Things a Cover Reveals

During an event not long ago, I had a couple young girls pick up my books and based on the covers alone, they commented in French that the books looked "so good". I was busy with someone else and not at the table to respond, but I could hear their comments. When they found out the books were written by me, they waited to ask about the covers. (They still had no idea what the books were about since both girls couldn't read in English.)

So I explained how each cover came to be and who the artists were. As children often do, they had a lot of questions about how getting such a cool cover works and what everything on it means.

Each cover has symbols on it that mean something to me.

Petrified is about a journey of hope. The light bouncing off Gabe as he fights getting turned to stone means that he will survive. The paper he's holding is the source and reason of his journey. It holds all his hope. Artist Amber Rendon designed it to capture the interest of teen readers and it always does. Incredibly powerful magic.

The cover for Ghosts on the Prairies reminds me of my childhood. I used to hold books after I read them, to figure out why the artist put this or that on the cover, as if it was my final moment with the book. It gives me an artistic joy when I see Ghosts on the Prairies, that makes me feel like others "get the story". Every thing on it is symbolic to me. The artist, Alison Buck did a wonderful job tapping into the story, the themes, and the emotions it evokes.

So of course, when these girls asked about it, I explained what everything meant to me. I talked about Antoine's journey from dark to light, the explosions and fires, the tunnels... Lost in the magic, I missed the wolf, the center, as he stands in the light of hope. And so they pointed to it, curious.

I rightly explained how the hero had killed this wolf after it had killed his little sister.
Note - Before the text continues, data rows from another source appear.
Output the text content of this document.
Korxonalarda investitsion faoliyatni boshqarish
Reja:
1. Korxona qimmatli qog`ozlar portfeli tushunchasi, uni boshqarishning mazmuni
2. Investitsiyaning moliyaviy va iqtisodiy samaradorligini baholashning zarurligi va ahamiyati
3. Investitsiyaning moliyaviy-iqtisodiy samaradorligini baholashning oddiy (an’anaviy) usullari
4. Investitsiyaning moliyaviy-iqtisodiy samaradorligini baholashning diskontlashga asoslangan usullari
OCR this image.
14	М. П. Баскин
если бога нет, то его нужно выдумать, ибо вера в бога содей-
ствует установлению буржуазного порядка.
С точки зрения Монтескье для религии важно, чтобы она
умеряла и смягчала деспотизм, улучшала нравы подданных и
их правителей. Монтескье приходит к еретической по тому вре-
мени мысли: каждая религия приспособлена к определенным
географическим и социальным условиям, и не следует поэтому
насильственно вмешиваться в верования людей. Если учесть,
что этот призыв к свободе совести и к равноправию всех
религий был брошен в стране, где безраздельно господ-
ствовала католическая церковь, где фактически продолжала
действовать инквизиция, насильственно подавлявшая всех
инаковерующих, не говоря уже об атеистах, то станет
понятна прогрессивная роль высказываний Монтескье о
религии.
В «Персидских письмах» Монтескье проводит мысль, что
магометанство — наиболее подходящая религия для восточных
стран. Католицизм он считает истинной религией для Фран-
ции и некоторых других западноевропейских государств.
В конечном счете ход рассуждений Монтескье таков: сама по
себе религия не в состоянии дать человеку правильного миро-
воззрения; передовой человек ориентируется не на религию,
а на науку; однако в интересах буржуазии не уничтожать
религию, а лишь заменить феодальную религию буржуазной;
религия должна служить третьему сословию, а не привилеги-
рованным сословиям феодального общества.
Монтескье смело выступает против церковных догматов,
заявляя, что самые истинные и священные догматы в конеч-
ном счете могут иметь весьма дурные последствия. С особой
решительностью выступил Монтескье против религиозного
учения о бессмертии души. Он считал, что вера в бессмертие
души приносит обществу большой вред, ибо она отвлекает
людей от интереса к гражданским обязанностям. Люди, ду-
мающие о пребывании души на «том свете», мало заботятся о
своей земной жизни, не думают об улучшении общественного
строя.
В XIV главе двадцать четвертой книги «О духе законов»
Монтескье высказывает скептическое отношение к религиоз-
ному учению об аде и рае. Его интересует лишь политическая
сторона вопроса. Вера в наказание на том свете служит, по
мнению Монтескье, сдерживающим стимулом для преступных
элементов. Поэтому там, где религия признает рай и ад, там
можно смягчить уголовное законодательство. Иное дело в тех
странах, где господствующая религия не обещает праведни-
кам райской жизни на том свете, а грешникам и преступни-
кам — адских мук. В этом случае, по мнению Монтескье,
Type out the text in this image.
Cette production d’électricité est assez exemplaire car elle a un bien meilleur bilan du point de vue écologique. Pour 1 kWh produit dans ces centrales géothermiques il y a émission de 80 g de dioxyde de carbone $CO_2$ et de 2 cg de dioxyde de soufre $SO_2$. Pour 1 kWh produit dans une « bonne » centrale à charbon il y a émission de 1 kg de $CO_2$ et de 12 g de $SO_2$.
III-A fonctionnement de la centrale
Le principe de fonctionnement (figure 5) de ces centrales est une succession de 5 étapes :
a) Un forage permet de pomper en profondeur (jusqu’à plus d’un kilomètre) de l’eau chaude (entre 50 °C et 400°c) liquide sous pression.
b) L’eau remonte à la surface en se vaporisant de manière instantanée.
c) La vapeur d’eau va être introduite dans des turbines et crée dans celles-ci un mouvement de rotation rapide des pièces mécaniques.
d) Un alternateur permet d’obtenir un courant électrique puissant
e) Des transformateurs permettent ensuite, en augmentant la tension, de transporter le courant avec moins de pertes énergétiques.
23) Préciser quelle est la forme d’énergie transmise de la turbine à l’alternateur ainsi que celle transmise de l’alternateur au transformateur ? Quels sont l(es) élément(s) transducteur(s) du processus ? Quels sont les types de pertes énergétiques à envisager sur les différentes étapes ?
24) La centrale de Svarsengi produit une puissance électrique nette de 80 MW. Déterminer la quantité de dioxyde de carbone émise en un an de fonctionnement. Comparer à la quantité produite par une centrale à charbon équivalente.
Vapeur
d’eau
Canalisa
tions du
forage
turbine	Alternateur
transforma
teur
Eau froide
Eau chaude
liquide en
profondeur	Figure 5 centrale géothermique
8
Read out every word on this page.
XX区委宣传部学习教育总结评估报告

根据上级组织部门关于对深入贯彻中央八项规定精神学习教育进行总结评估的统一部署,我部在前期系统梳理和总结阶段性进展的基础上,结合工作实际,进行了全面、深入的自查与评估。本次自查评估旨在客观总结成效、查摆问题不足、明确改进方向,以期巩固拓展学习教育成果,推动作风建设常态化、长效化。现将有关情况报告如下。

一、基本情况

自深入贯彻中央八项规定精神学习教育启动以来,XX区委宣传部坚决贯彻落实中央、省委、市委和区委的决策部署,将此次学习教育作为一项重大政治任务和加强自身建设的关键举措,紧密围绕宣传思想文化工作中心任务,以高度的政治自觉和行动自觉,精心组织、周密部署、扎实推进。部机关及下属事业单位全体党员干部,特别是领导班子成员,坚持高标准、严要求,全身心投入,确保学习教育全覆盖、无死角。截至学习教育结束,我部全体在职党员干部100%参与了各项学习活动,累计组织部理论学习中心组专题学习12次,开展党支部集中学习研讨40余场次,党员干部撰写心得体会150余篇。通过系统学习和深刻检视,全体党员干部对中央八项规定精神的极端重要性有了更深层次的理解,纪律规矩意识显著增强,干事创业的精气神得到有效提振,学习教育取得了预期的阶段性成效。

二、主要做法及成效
How the wolf was haunting him until he learnt something very important from it. And that this wolf was one of the ghosts in the story, but that there are many other types of ghosts.

They held the books, each one had a different one, and I saw the magic in their eyes, the same magic I had as a child when I discovered a secret on the cover I had dismissed before reading it. It was so moving to see them, I went home and held some books. I didn't read them, I just studied the covers to see if they spoke to me. I went on amazon and did the same. It's not the same looking at covers on the computer as holding that book in your hand. I got thinking about how I miss that part. Using my Kindle is nice, but I miss holding the book before I open it and studying the cover to see if any of the secrets on it are revealed yet.

What type of covers stir emotions in you? Do you look at a cover differently after you read the book? Do you find a difference between holding a book and reading it on your ereader? Do you miss seeing the cover every time you pick it up? Have you ever found a cover misleading? OH! And what do you think about those new covers that have scenes from the movie!?


Richard Hughes said...

Both your book covers relate very well to the stories told. Petrified is particularly bold and fits the constant struggles the characters go through. Ghost on the Prairies is particularly beautiful, and relates well to the beauty of the story itself.

No doubt about it, book covers are important and take a lot of thought to create.

Author R. Mac Wheeler said...

ahhh...your key question...the misleading cover.

Makes me think of the cover for 'Twilight'

Tanya Lynne Reimer said...

It's an impressive talent for sure. One I do appreciate.

Suzi said...

That's a very cool experience.

It's fun to be able to figure out why something in the cover is there. And on the flip side, sometimes you wonder what the heck the cover has to do with anything in the book. Which is probably why often authors are not happy with their publisher chosen covers. :)

Misha Gericke said...

I think a lot of covers done in Trade Publishing are misleading, since the author doesn't have as much input into what has meaning and what doesn't.

That said, I've found that something that definitely changed the way I look at covers is making my own.